Выбрать главу

Молодые теснились поодаль, с любопытством разглядывая и самого Зубра, и этот не предусмотренный программой церемониал – парад знаменитостей, которые подходили к Зубру засвидетельствовать свое почтение. Сам Зубр принимал этот неожиданный парад как должное. Похоже было, что ему нравилась роль маршала или патриарха; он милостиво кивал, выслушивал людей, которые занимались несомненно наилучшей, самой прекрасной и доброй из всех наук – они изучали Природу: кто и что растет на земле, все, что движется, летает, ползает, почему все это живое живет и множится, почему развивается, меняется или не меняется, сохраняя свои формы. Поколение за поколением эти люди старались понять то таинственное начало, которое отличает живое от неживого. Как никто другой, постигали они душу, что вложена в каждого червяка, в каждую муху, хотя, разумеется, вместо этого ненаучного названия они употребляли длинные труднопроизносимые термины; но тот из них, кто забирался глубоко, невольно замирал перед чудом совершенства ничтожнейших организмов. Даже на уровне клетки, простейшего устройства оставалась непостижимая сложность поведения, нечто одушевленное. Прикосновение к трепетной этой материи невольно объединяло всю эту разноязычную, разновозрастную, разноликую публику.

Как всегда бывает, тут же возле Зубра вертелся один бойкий профессор, собирая свою мелкую жатву визитных карточек, рукопожатий; он произносил какие-то фразы, вероятно умные, но они пропадали, на них не хватало внимания.

Непосвященные шептались, стараясь не пропустить ничего из происходящего. Потому что чувствовали, что на глазах у них творится событие историческое. О Зубре ходили легенды, множество легенд, одна невероятнее другой. Их передавали на ухо. Не верили. Ахали. Было бы странно, если бы подобные россказни подтвердились. Они походили на мифы, которыми пытались объяснить какие-то факты его жизни. О нем существовали анекдоты, ему приписывались изречения, выходки и поступки совершенно невозможные. Были просто сказочные истории, интересно, что не всегда для него лестные, некоторые так прямо зловещие. Но большей частью героические или же плутовские, никак не связанные с наукой.

Теперь, разглядывая его в натуральности, все невольно сличали его с тем образом, который витал в их воображении. И как ни удивительно, все сходилось. Видно было по его коренастой фигуре, по его ручищам, какой огромной физической силы был этот человек. Лицо его было изрезано морщинами жизни бурной и значительной. Следы минувших схваток, отчаянных схваток не безобразили, а скорее украшали его сильную, породистую физиономию. И держался он по-иному, чем все, – свободнее, раскованнее. Чувствовалось, что безоглядность присуща его натуре. Он позволял себе быть самим собою. Каким-то образом он сохранял эту привилегию детей. В нем были изысканность и – грубость. И то и другое соответствовало легендам о его аристократических предках и о его драках с уголовниками.

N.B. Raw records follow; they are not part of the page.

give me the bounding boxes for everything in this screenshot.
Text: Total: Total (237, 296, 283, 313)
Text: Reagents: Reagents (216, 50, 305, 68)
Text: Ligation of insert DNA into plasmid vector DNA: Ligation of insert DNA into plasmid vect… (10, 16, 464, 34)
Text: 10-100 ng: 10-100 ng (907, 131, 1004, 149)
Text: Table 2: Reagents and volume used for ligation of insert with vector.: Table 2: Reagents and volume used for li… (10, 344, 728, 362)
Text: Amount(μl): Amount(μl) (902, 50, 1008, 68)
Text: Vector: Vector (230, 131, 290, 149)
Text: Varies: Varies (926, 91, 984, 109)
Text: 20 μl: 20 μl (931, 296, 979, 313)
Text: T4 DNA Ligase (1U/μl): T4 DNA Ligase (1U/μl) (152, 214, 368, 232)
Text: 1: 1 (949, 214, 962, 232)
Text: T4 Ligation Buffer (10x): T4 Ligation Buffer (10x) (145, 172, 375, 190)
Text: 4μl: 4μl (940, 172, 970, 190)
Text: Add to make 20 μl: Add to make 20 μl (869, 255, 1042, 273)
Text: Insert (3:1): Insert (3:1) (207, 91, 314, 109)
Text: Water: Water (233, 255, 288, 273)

У любимого его ученика Володи Иванова я увидел дома картину. Это было единственное, что он взял после смерти Зубра на память об учителе. В. Иванову было предоставлено право выбора, и он выбрал картину. Ее называют «Три зубра». На ней изображен сам Зубр, он сидит, держит руки на фигуре зубра; на стене, над ним, висит фотография Нильса Бора. Обычная, известная фотография, но в соседстве с этими двумя зубрами у Нильса Бора тоже проступает «зубрость», бычье упорство, тяжелая челюсть, сосредоточенность и диковатость, неприрученность зубров, бизонов – «вида, почти начисто истребленного человеком». У них много общего – у Зубра и у Нильса Бора, недаром они так легко сошлись, когда Зубр приехал в школу Нильса Бора.

Фигура под руками Зубра как бы вырастает в матерую четвероногую сутулую махину весом чуть ли не в тонну, с мохнатым загривком, горбоносой мордой. Даже в заповеднике они не подпускают к себе человека ближе чем на тридцать метров.